The JFNA’s Global Planning Table is the mechanism by which JFNA and Federation leadership come together to determine the allocation of dollars for new Federation initiatives outside of the United States. The Report issued by this collaborative is considered a building block of the allocations decision making process, and it was the call to include Zionism in the recent report that was rejected. The Global Planning Table page of the JFNA website does not include either the term Zionism or Israel.
Richard Wexler, former chair of the Chicago Federation and national chairman of the United Jewish Appeal in the late ’90′s, revealed yesterday, July 26, that JFNA’s leaders have rejected the inclusion of the term “Zionism” in their Global Planning Table Work Group Report because the term “is too controversial.”
In 2008 Wexler stepped down from his position as chairman of the United Israel Appeal, a subsidiary of what later became the JFNA. He also was one of the architects of the merger of United Jewish Communities, the umbrella group for the local Federations. Even while in a leadership position, however, Wexler was critical of the management culture, writing in his blog “UJ Thee and Me” that “criticism is not merely ignored, it is not tolerated.”
Some fear the JFNA move will be seen as a watered-down acceptance of the notion that Zionism is to blame for the problems in the Middle East, or at the very least an effort to hold at arms length the idea that Jews are entitled to a national homeland.
“I am beyond disappointed and upset,” Wexler told The Jewish Press, about the decision to hide from the idea of Zionism. He said, “that is at the heart of all we do.”
Members of the GPT work group who were present at the meeting and frustrated by the outcome told Wexler about the decision.
One of those most closely involved in this decision making effort was Joanne Moore, senior vice president for JFNA’s Global Planning Department. Moore oversees the Global Planning Table, JFNA’s research department and the General Assembly.
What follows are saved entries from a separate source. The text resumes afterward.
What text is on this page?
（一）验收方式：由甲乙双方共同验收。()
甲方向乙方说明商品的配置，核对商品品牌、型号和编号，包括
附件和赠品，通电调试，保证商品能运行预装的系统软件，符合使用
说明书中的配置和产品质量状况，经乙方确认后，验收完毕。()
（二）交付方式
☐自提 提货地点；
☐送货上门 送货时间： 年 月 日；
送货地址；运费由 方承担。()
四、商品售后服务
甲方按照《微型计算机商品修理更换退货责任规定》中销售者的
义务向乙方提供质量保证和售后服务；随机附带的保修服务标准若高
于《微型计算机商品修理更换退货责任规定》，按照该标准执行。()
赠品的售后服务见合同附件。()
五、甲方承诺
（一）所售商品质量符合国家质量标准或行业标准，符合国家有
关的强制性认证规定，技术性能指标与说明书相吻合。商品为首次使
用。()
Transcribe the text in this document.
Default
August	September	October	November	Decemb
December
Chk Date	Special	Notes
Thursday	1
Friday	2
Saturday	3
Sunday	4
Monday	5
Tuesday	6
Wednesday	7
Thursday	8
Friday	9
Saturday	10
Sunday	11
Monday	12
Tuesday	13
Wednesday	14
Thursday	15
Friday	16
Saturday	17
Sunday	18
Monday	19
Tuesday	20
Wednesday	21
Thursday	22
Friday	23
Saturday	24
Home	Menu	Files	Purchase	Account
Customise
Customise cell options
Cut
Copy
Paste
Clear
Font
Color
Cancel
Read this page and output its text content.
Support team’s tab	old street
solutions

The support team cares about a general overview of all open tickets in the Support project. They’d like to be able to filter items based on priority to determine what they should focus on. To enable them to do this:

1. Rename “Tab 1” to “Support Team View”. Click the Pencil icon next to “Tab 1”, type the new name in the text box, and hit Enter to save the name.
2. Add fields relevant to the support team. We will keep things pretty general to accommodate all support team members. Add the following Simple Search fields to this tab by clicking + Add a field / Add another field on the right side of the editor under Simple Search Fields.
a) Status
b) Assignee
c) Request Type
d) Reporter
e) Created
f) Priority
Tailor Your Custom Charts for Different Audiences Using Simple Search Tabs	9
Prior to joining JFNA, Moore, a former U.S. Peace Corps volunteer, spent more than a dozen years working on USAID-funded public health projects in Africa, Haiti and Asia. She also was a consultant to the Institute of Reproductive Health. In addition, Moore had been a lay leader in various capacities for JFNA. Moore did not respond to a request for comment.
The rejection of Zionism by JFNA leaders was described by Wexler in his blogpost and in comments to The Jewish Press, as a continuing trend by Federations to distance themselves from Israel.
Several years ago, Federations changed the name of their non-domestic efforts, which had been called their Israel and Overseas Department, to the Global Operations Department. In response to pushback from local leaders, the name was changed once again to Global Operations: Israel and Overseas.
Further evidence of this trend, according to Wexler, is a drift from the close connections the JFNA had with its actual overseas partners, the Jewish Joint Distribution Committee, and the Jewish Agency for Israel.
Acknowledging that there might be better, more efficient ways for the Federations to encourage North American Jewry with Israel than through the Joint or JAFI, he was adamant that this latest decision — the excision of the term Zionism from their planning documents — was morally disastrous.
“What we cannot permit is an implicit denial of the centrality of Israel in our lives and a denial [of] the absolute responsibility we as Diaspora Jewish leaders have to engage more Jews here with Israel.”
Although repeated efforts to reach JFNA leaders were unsuccessful, it is possible that the decision may be reversed before the report is finalized. Richard Wexler, for one, hopes this is what attention to this decision may bring. Otherwise it is simply a “terrible commentary on what Federations are today.”